伝説の春画の全貌を解き明かす
大河ドラマで短く触れられた名作春画、喜多川歌麿と蔦屋重三郎が織りなす『歌満くら』が、ついにその全貌を明らかにします。10月30日(木)に発売される新潮社の書籍『蔦屋重三郎のエロチカ歌麿の春画と吉原』では、この春画の魅力を余すことなく紹介します。
歴史を超えて語り継がれる美の結晶
この熱い春画の背後には、時代を超えた視点が隠されています。蔦屋重三郎は仮住まいとして喜多川歌麿を迎え入れ、二人はそれぞれの才能を結集して作品を生み出しました。『歌満くら』はその代表作であり、美人大首絵のブームの先駆けでもありました。

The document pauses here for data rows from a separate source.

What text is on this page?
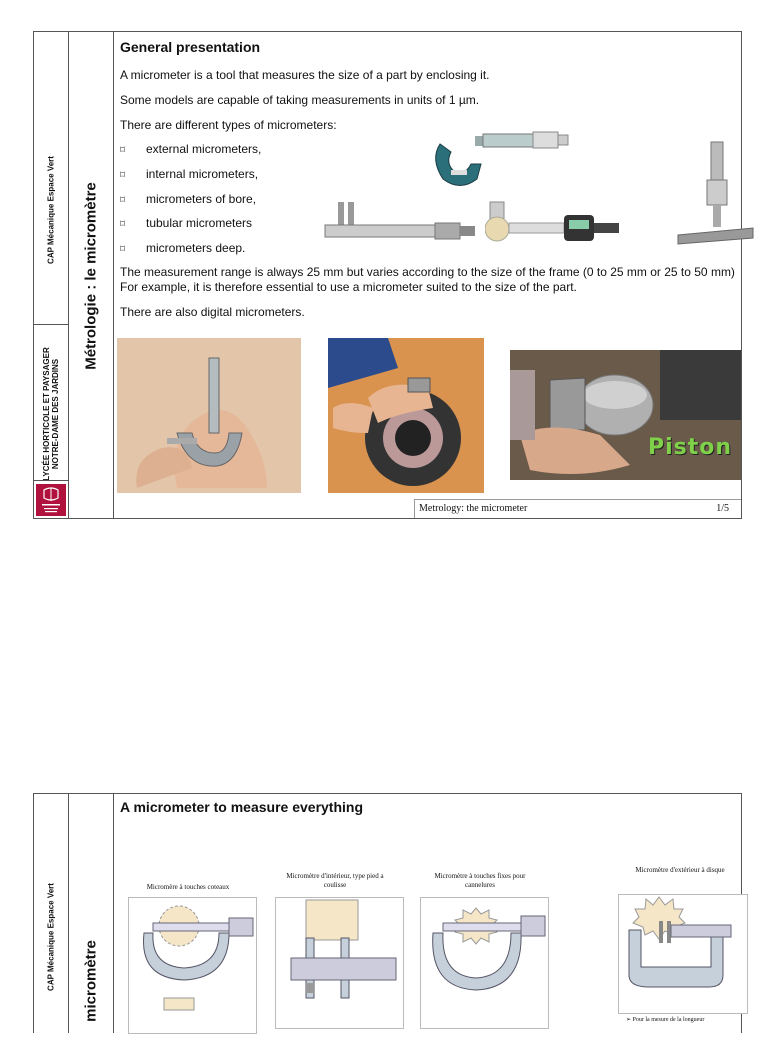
CAP Mécanique Espace Vert
LYCÉE HORTICOLE ET PAYSAGER NOTRE-DAME DES JARDINS
Métrologie : le micromètre
General presentation
A micrometer is a tool that measures the size of a part by enclosing it.
Some models are capable of taking measurements in units of 1 µm.
There are different types of micrometers:
⌑ external micrometers,
⌑ internal micrometers,
⌑ micrometers of bore,
⌑ tubular micrometers
⌑ micrometers deep.
The measurement range is always 25 mm but varies according to the size of the frame (0 to 25 mm or 25 to 50 mm)
For example, it is therefore essential to use a micrometer suited to the size of the part.
There are also digital micrometers.
Piston
Metrology: the micrometer	1/5
CAP Mécanique Espace Vert micromètre
A micrometer to measure everything
Micromère à touches coteaux
Micromètre d'intérieur, type pied a coulisse
Micromètre à touches fixes pour cannelures
Micromètre d'extérieur à disque
➢ Pour la mesure de la longueur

しかし、当時の人々にはその革新性が受け入れられず、不評を買ったという事実が彼らの旅路に立ちふさがっていました。今回の書籍では、リチャード・レイン博士がこの現象の謎を掘り下げます。
不評から名作への変遷
『歌満くら』の不評の理由は、極めて斬新な表現にあったといいます。顔が見えない大胆なトリミングや、時には驚くような内容のシーンが作品に彩りを添えています。オランダ人カップルの親密な瞬間を描いた場面は、当時では珍しいもので、多くの人々に衝撃を与えました。
本書では、この作品をアップから全図まで網羅しており、春画の魅力を多角的に楽しむことができます。なぜこの作品が後世に名を残したのか、その背景には蔦重の早すぎる死が関わっているのです。
吉原の世界への深い理解
書籍の後半では、歌麿が描いた花魁たちの美人画にも焦点を当てています。吉原の遊女をテーマにした作品は数多く存在しますが、歌麿の作品はその質と量において圧倒的です。浅野秀剛さんによる解説で、彼が描いた吉原の華やかさと悲しみを深く掘り下げる機会となるでしょう。
著者の紹介
リチャード・レイン博士はアメリカ生まれで、日本文化について幅広い研究を行ってきた著名な学者です。その功績は多岐にわたり、古典文学や美術に関しての深い知識が本書にも色濃く反映されています。
浅野秀剛さんは、美術史家として数多くの重要な展覧会を手掛けてきた実績があり、今回の書籍においてもその独自の視点から歌麿の作品の奥深さを示してくれるでしょう。
このように、歌麿と蔦重の黄金コンビが生んだ傑作『歌満くら』は、見る者に新たな発見を提供することでしょう。発売日が待ち遠しい一冊です。